NEW DELHI: A bench of Madras high court has observed that the Centre should amend the Motor Vehicles Act to make it mandatory for every vehicle to purchase comprehensive insurance policy rather than just third party one so that each occupant is eligible for compensation in case of death or injury.
It has also observed that the owners should make upfront payment of the premium for vehicle’s lifetime to avoid the practice of people often not renewing their policies.
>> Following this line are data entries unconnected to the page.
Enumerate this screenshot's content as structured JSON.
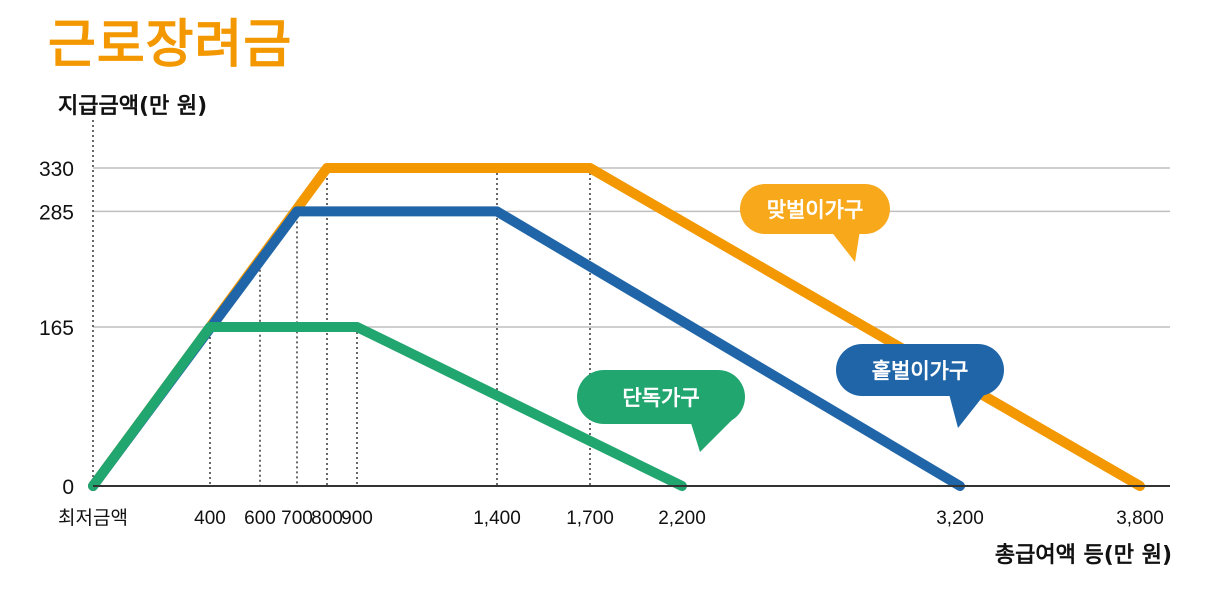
{
  "chart_data": {
    "type": "line",
    "title": "근로장려금",
    "ylabel": "지급금액(만 원)",
    "xlabel": "총급여액 등(만 원)",
    "x_tick_labels": [
      "최저금액",
      "400",
      "600",
      "700",
      "800",
      "900",
      "1,400",
      "1,700",
      "2,200",
      "3,200",
      "3,800"
    ],
    "y_ticks": [
      0,
      165,
      285,
      330
    ],
    "y_tick_labels": [
      "0",
      "165",
      "285",
      "330"
    ],
    "grid": true,
    "series": [
      {
        "name": "맞벌이가구",
        "color": "#f39800",
        "bubble_color": "#f7a81b",
        "points": [
          [
            0,
            0
          ],
          [
            800,
            330
          ],
          [
            1700,
            330
          ],
          [
            3800,
            0
          ]
        ]
      },
      {
        "name": "홑벌이가구",
        "color": "#1f65a8",
        "bubble_color": "#1f65a8",
        "points": [
          [
            0,
            0
          ],
          [
            700,
            285
          ],
          [
            1400,
            285
          ],
          [
            3200,
            0
          ]
        ]
      },
      {
        "name": "단독가구",
        "color": "#22a66f",
        "bubble_color": "#22a66f",
        "points": [
          [
            0,
            0
          ],
          [
            400,
            165
          ],
          [
            900,
            165
          ],
          [
            2200,
            0
          ]
        ]
      }
    ]
  }
}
The two-member bench has suggested the government to establish a mechanism so that whenever the insurance policy expires, this should be informed to the regional transport office (RTO) and the vehicle should be seized immediately.
The court’s observation came while including the transport and finance ministries and the insurance regulator IRDA suo motu as parties while hearing a case relating to the compensation awarded to the kin of a former police constable who died in a car accident.
Currently, it’s optional for owners to go for comprehensive policy, which includes self damage as well.
Challenging the compensation awarded for constable’s death, the insurance company said that compensation could not be awarded for the death of the occupant since it had only third party insurance cover. The court observed, “According to the seating capacity, the insurance should be made compulsory and no option should be given to choose between policies.”
Meanwhile, the government on Thursday ruled out any possibility of levying additional cess on petrol or diesel to do away with the toll collection on national highways.